鉴于甲方需为被护理人(姓名:__________,性别:__________,年龄:__________,身份证号:__________,以下简称“服务对象”)提供夜间专业护理服务,乙方具备养老护理服务资质及专业人员,双方经平等协商,就夜间护理服务相关事宜达成如下约定:
第一条服务内容与标准
本合同项下“夜间护理”指每日20:00至次日6:00时段内,乙方为服务对象提供的针对性照护服务,具体内容及标准如下:
1.1基础生活照护
(1)睡眠监测:每2小时巡视服务对象睡眠状态,观察呼吸频率、体位是否正常,记录入睡时间、觉醒次数及异常情况(如频繁翻身、惊叫等);
(2)如厕协助:根据服务对象日常习惯或医嘱,协助完成夜间如厕或使用便器,操作时注意保暖,避免受凉;
(3)体位调整:针对长期卧床或行动不便的服务对象,每2小时协助翻身1次(特殊情况遵医嘱调整频率),检查受压部位皮肤状态(如骶尾部、脚踝等),记录是否有红肿、压痕;
(4)清洁护理:若服务对象夜间出现尿床、呕吐等情况,30分钟内完成局部清洁及床单更换,保持皮肤干燥,避免湿疹或感染;
(5)饮食辅助:如服务对象需夜间加餐(需甲方提前提供书面医嘱或说明),乙方按指定时间、种类(如温牛奶、稀粥)及温度(40℃-50℃)喂食,喂食后清洁口腔,观察是否有呛咳。
1.2健康监测与照护
(1)生命体征观测:每日22:00、2:00、5:00测量并记录服务对象血压(收缩压/舒张压)、心率(次/分钟),若为糖尿病患者,需于23:00及4:00测量指尖血糖(需甲方提供血糖仪及试纸),异常值(如血压>160/100mmHg、血糖<3.9mmol/L或>13.9mmol/L)需立即通知甲方并记录;
(2)用药管理:严格核对夜间需服用药物(需甲方提前提供药品清单及医嘱),确认药名、剂量、服用时间,监督服务对象服药,记录服药情况(如是否漏服、呕吐后补服);
(3)慢性病照护:针对患慢性阻塞性肺疾病、心功能不全等疾病的服务对象,夜间需保持半卧位(角度30°-45°),观察口唇、甲床是否发绀,若出现呼吸急促(>24次/分钟)、端坐呼吸等情况,立即调整体位并通知甲方;
(4)认知障碍干预:对存在阿尔茨海默病或其他认知障碍的服务对象,夜间需通过语言安抚、轻拍背部等方式缓解躁动,避免使用约束带(特殊情况需甲方书面同意),防止其自行离床或打开门窗。
1.3安全防护
(1)环境检查:每日19:30前完成服务对象卧室安全检查,确保床栏完好(需升起高度≥50cm)、地面无杂物、照明开关位置便利(床头及卫生间)、暖炉/电热毯等设备无漏电风险;
(2)防坠床措施:对睡眠中易翻动的服务对象,使用床栏并在床侧铺设防撞垫(厚度≥5cm);
(3)应急响应:夜间服务期间,护理人员需保持手机静音但可接收紧急呼叫(如服务对象床头安装的呼叫铃),听到警报后1分钟内到达现场;若服务对象突发意识丧失、抽搐等情况,立即拨打120(同时通知甲方),并采取基础急救措施(如心肺复苏、清理口腔异物)。
第二条服务时间与地点
2.1服务起始时间:______年____月____日,结束时间:______年____月____日(若为长期服务,可约定“自本合同生效之日起至服务对象无需夜间护理或双方协商解除之日止”)。

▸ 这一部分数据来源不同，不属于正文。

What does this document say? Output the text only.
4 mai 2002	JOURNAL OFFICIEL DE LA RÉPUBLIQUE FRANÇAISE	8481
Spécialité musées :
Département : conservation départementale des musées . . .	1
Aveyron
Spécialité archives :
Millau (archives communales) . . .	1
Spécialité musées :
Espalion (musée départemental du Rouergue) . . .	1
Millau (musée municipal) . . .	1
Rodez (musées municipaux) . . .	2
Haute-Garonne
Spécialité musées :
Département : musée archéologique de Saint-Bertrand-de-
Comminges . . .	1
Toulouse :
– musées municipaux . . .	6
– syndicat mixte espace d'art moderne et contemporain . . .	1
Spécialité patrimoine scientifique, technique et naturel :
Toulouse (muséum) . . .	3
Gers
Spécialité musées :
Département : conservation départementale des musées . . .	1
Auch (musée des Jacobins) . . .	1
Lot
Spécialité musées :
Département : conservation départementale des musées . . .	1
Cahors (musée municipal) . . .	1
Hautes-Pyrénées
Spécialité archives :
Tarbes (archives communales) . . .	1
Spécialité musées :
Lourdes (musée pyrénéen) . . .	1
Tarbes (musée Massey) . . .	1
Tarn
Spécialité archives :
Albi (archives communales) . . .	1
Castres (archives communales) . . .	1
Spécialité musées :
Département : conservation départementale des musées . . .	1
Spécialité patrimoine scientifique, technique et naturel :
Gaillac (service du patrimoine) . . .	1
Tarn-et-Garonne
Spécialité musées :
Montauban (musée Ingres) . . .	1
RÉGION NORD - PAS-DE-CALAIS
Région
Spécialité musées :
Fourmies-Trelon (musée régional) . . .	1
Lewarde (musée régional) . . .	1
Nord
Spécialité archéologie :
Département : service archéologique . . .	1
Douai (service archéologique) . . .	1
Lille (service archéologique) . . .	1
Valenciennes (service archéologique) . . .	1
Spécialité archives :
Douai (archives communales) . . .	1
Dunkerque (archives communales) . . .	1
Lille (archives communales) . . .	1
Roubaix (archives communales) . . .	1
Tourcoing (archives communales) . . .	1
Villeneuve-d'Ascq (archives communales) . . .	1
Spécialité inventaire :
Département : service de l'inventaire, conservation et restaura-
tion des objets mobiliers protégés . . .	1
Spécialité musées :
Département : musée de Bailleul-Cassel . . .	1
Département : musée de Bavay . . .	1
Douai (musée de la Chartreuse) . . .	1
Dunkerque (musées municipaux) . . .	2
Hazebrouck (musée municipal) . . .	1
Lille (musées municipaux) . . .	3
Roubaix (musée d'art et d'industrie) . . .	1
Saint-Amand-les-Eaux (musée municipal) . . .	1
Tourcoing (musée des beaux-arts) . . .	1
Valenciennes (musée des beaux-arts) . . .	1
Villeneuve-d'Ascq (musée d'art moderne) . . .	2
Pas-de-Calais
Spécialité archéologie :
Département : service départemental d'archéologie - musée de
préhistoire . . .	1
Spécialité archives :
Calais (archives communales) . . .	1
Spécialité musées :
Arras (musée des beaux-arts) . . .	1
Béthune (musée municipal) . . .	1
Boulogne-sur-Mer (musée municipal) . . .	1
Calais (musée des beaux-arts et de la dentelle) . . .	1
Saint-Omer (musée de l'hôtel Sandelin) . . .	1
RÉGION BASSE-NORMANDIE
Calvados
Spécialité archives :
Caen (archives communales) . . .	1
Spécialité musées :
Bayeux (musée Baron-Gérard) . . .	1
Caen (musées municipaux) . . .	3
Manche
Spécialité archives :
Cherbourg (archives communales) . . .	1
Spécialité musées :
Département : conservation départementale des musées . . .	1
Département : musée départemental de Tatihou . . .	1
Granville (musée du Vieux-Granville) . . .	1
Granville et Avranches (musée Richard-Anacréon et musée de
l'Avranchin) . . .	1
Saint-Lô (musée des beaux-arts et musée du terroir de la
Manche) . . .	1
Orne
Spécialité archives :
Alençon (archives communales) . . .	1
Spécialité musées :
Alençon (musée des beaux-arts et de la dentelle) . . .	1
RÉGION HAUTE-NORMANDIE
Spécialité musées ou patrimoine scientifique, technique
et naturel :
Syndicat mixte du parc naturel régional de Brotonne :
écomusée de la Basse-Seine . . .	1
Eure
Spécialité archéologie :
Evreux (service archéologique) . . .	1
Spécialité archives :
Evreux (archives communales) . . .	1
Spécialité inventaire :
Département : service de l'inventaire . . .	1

2.2服务地点:________________________(需明确具体地址,如“XX市XX区XX路XX小区X栋X单元X室”)。
2.3乙方安排1名持证护理员(需提供护理员姓名:__________,身份证号:__________,养老护理员职业资格证书编号:__________)负责本合同项下服务,如因护理员请假、调岗等需更换人员,乙方需提前24小时书面通知甲方并提供新护理员资质证明,甲方无正当理由不得拒绝。
第三条服务费用及支付方式
3.1服务费用标准:按______(日/月)计费,单价为人民币______元(大写:______圆整),包含护理员劳务、基础护理耗材(如尿垫、湿巾、体温表)费用;超出基础耗材范围的特殊用品(如吸痰管、鼻饲管)由甲方自行提供。